まさにサプライズだった。2日までに広島と巨人の間で長野の無償トレードが合意。一夜明けた3日にはチーム各所で〝ウエルカムバック〟の声が上がった。
まずはFAでの巨人入りにより、長野が人的補償で広島へ移籍するきっかけとなった丸だ。ジャイアンツ球場で調整中の丸は「同じ目標に向かってやるのは変わらない。たくさん経験のある選手ですし、しっかりと長野さんの持っているものを吸収できたら」と共闘を心待ちにした。
現役時代の戦友・亀井打撃コーチは「また戻ってきてくれてうれしいね」と笑みを浮かべ「チームが困った時に助けられる選手だと思う。代打だったり、守備もまだまだできるだろうしね。(若手が)見て学ぶということもあるし、(チームにとって)プラスになる」。戦力としてだけでなく、攻守の手本としての役割も期待した。
そして、長野の古巣ターンがかけがえのないものとなりそうなのが坂本だという。チーム関係者は「一番喜んでいるのは勇人だと思うよ。

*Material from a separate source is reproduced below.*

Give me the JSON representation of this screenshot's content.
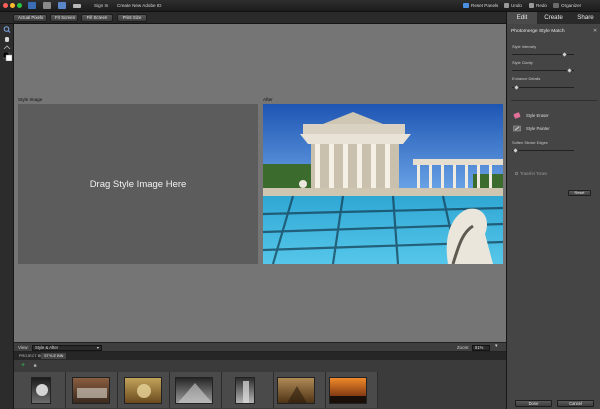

キャプテンという責任もある上に今季は本人もチームも不本意な結果に終わって、今必死になって頑張っている。自分のことだけでも大変なのに、チーム全体のことも考えないといけない。そこに相談相手や心のよりどころとしてチョーさんがいてくれたら、どれだけ助かるか…」と心情を察した。
後輩の坂本にとって長野は最大の理解者の一人でもあった。2012年にはともに173安打をマークし、最多安打のタイトルを同時受賞。シーズン最終戦で坂本が3安打を放って長野の記録に並ぶと、原監督がネクストサークルの長野のもとに歩み寄り、長野は代打を送られて交代。ベンチに退くと、後輩の初タイトルを自分のことのように喜びながらガッツポーズを送り、坂本が二塁塁上で目頭を熱くしたシーンは今でも語り草となっている。
今季は開幕前を含めて3度の故障に見舞われ、チームも屈辱のBクラスに沈んだ。自身とチームの巻き返しへ、異例の秋季キャンプ参加を志願して汗を流している。その坂本は長野のUターンに「一緒に戦えることが楽しみです」との短い言葉に思いを込めた。
チームの若返りも進み、阿部ヘッドや亀井コーチも指導者に転身した。年々、中心選手も減っていった中での「サカチョーコンビ」の再結成で、背番号6が劇的に輝きを取り戻すかもしれない。